MedWire News: Breast cancer survivors who suffer hot flashes and night sweats (HFNS) may benefit from treatment with cognitive behavioral therapy (CBT), results of a randomized controlled trial show.
Indeed, CBT reduced the severity of HFNS relative to usual care with additional benefits to mood, sleep, and some aspects of quality of life.
Myra Hunter (King's College London, UK) and colleagues say CBT "has the potential to improve long-term health outcomes for patients with breast cancer, and could be incorporated into breast cancer survivorship programmes."
Around 65-85% of breast cancer patients experience HFNS after treatment causing distress, sleep problems, and decreased quality of life.
"Hormone replacement therapy is often either undesirable or contraindicated," say Hunter et al, adding that "safe, effective nonhormonal treatments are needed."

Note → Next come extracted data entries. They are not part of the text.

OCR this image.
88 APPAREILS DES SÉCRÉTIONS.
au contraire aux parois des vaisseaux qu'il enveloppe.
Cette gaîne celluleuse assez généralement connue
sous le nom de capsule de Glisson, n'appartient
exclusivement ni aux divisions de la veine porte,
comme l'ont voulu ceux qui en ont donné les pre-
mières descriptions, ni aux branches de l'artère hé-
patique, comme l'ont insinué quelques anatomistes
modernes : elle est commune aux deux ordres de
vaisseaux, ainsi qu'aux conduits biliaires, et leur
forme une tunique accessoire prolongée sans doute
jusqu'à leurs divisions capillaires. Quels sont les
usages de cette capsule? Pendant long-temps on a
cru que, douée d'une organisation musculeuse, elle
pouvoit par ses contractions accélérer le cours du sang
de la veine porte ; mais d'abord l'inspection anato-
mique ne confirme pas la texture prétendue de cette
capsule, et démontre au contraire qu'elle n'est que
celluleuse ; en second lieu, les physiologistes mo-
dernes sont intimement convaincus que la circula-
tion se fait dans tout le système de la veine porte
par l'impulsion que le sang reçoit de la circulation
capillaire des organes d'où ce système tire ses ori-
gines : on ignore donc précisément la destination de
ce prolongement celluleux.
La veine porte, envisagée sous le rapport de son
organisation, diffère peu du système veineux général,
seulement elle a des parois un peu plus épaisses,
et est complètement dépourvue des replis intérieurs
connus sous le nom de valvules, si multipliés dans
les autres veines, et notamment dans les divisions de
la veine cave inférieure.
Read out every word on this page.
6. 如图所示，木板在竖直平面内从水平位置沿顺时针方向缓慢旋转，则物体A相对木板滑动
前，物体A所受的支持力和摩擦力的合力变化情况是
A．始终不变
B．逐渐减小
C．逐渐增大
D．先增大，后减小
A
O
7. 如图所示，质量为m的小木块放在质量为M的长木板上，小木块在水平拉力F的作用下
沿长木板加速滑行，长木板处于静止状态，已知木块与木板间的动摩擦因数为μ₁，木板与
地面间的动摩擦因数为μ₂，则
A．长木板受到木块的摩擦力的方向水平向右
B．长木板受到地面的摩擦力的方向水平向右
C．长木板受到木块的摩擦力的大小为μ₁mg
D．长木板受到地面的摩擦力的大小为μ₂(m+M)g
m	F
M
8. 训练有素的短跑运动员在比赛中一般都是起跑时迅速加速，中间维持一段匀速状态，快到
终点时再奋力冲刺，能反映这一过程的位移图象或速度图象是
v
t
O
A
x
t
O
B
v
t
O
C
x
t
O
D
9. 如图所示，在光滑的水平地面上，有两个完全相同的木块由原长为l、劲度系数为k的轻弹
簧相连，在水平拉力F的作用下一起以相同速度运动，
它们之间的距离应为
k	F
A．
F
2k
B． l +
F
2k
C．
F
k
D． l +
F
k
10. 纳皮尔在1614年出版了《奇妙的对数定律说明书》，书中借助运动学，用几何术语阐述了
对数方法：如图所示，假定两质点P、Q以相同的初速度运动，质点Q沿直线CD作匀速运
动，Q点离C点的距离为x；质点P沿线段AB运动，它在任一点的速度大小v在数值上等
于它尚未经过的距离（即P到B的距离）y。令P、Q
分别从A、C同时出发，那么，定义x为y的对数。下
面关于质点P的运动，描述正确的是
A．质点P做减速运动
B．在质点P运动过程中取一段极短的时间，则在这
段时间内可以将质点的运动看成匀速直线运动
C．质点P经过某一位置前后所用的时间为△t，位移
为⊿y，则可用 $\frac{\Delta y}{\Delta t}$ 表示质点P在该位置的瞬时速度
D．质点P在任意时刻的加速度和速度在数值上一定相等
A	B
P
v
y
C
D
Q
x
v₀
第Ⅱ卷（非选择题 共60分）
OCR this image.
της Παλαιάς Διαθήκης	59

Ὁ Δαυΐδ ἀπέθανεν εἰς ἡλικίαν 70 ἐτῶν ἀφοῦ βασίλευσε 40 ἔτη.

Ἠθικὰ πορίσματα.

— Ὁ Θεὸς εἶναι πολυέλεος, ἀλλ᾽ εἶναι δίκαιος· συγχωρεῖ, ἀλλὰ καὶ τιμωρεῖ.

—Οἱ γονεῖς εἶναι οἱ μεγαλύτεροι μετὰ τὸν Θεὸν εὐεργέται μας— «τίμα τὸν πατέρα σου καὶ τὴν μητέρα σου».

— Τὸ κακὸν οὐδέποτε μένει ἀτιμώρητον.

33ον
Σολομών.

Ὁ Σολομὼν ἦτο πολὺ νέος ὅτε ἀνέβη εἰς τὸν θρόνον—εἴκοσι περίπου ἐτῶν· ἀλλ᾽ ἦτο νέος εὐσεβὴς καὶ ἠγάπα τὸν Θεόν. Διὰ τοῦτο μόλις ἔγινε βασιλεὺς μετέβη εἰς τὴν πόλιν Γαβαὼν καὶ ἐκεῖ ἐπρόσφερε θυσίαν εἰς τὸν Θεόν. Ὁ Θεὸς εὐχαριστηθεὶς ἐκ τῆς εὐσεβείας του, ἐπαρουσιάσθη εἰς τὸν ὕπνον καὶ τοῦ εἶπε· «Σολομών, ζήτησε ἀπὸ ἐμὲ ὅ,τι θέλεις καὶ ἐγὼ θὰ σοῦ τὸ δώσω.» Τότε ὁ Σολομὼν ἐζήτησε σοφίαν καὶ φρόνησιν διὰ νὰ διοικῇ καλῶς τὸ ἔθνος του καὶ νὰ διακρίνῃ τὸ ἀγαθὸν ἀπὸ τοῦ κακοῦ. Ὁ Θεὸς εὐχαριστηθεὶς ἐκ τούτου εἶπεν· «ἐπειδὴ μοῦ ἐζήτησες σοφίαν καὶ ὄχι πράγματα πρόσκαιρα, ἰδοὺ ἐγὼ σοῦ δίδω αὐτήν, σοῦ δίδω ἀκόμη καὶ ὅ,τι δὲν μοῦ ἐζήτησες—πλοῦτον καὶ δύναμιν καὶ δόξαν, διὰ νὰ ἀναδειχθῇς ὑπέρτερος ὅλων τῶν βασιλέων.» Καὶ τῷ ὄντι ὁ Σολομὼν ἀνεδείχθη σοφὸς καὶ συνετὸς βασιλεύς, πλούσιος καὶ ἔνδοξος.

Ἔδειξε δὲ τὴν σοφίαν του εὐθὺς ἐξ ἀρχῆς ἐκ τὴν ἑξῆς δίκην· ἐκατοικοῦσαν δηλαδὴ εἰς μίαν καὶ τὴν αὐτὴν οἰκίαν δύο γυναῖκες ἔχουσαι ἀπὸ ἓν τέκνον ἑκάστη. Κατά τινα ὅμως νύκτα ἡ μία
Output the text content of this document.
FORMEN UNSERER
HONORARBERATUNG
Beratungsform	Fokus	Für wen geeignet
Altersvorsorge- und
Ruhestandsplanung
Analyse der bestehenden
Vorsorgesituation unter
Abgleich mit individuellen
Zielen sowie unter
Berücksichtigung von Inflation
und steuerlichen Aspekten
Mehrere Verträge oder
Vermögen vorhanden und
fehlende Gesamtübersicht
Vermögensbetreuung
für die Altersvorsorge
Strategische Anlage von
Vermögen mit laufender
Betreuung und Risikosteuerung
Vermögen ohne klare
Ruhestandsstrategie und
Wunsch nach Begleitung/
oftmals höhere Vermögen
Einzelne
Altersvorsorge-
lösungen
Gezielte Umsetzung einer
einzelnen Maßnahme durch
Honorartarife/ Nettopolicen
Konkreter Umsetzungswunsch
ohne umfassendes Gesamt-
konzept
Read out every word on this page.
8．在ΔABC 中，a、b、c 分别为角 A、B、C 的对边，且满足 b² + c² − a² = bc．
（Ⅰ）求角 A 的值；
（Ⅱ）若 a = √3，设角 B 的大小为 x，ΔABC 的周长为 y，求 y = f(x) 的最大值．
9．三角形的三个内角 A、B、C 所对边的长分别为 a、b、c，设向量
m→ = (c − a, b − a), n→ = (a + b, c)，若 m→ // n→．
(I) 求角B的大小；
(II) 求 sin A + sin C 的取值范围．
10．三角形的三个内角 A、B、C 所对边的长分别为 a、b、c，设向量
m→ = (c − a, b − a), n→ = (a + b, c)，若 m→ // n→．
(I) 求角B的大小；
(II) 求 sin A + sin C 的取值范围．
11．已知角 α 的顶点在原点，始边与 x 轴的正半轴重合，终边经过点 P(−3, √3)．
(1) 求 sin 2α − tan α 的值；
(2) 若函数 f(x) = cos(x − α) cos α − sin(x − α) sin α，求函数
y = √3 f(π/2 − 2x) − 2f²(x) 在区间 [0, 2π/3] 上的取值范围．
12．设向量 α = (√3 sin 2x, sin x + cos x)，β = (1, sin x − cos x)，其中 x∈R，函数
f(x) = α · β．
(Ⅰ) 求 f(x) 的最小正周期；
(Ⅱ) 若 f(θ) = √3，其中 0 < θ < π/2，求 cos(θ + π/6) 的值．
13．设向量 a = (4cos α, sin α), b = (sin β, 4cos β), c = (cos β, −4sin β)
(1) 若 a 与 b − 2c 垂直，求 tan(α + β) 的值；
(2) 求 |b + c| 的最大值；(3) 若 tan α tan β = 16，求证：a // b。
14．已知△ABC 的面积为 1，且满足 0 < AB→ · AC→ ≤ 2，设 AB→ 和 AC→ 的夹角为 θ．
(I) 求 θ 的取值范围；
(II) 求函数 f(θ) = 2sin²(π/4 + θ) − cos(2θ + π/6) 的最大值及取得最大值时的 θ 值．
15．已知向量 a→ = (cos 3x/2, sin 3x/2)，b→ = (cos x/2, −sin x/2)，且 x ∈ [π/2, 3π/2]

For the current study, they recruited 97 women with problematic HFNS (minimum 10 problematic episodes a week) who had completed medical treatment for breast cancer (surgery, radiotherapy, or chemotherapy), and had no evidence of other cancers or metastases.
Women were randomly allocated to receive usual care (n=49) or CBT (n=47). The latter comprised one 90-minute session a week for 6 weeks, and included psycho-education, paced breathing, and cognitive and behavioral strategies to manage HFNS.
Women taking adjuvant endocrine treatment were eligible if they had been using the treatment consistently for 2 months or more, and planned to continue at the same dose during the trial.
The primary outcome was the adjusted mean difference in HFNS problem rating (1-10) between CBT and usual care groups at 9 weeks after randomization.
Hunter et al found that women in the CBT group reported less problematic HFNS than those receiving usual care (mean difference -1·67), and these improvements were maintained at both the 9- and 26-week follow-ups.
Although the pre-specified endpoint of a between-group difference of 2 points was not met, a larger proportion of women who had received CBT achieved a reduction of 2 points compared with the usual care group at 26 weeks (78 vs 33%).
Hunter et al note that the results of the study were very similar to the preliminary findings of a parallel trial of CBT for HFNS in a sample of healthy women (MENOS2).
"This consistent pattern of results suggests that the CBT might work by affecting symptom perception and cognitive appraisal of HFNS and possibly mood, rather than physiological mechanisms of HFNS, such as temperature regulation or the thermoneutral zone in the hypothalamus," they comment in Lancet Oncology.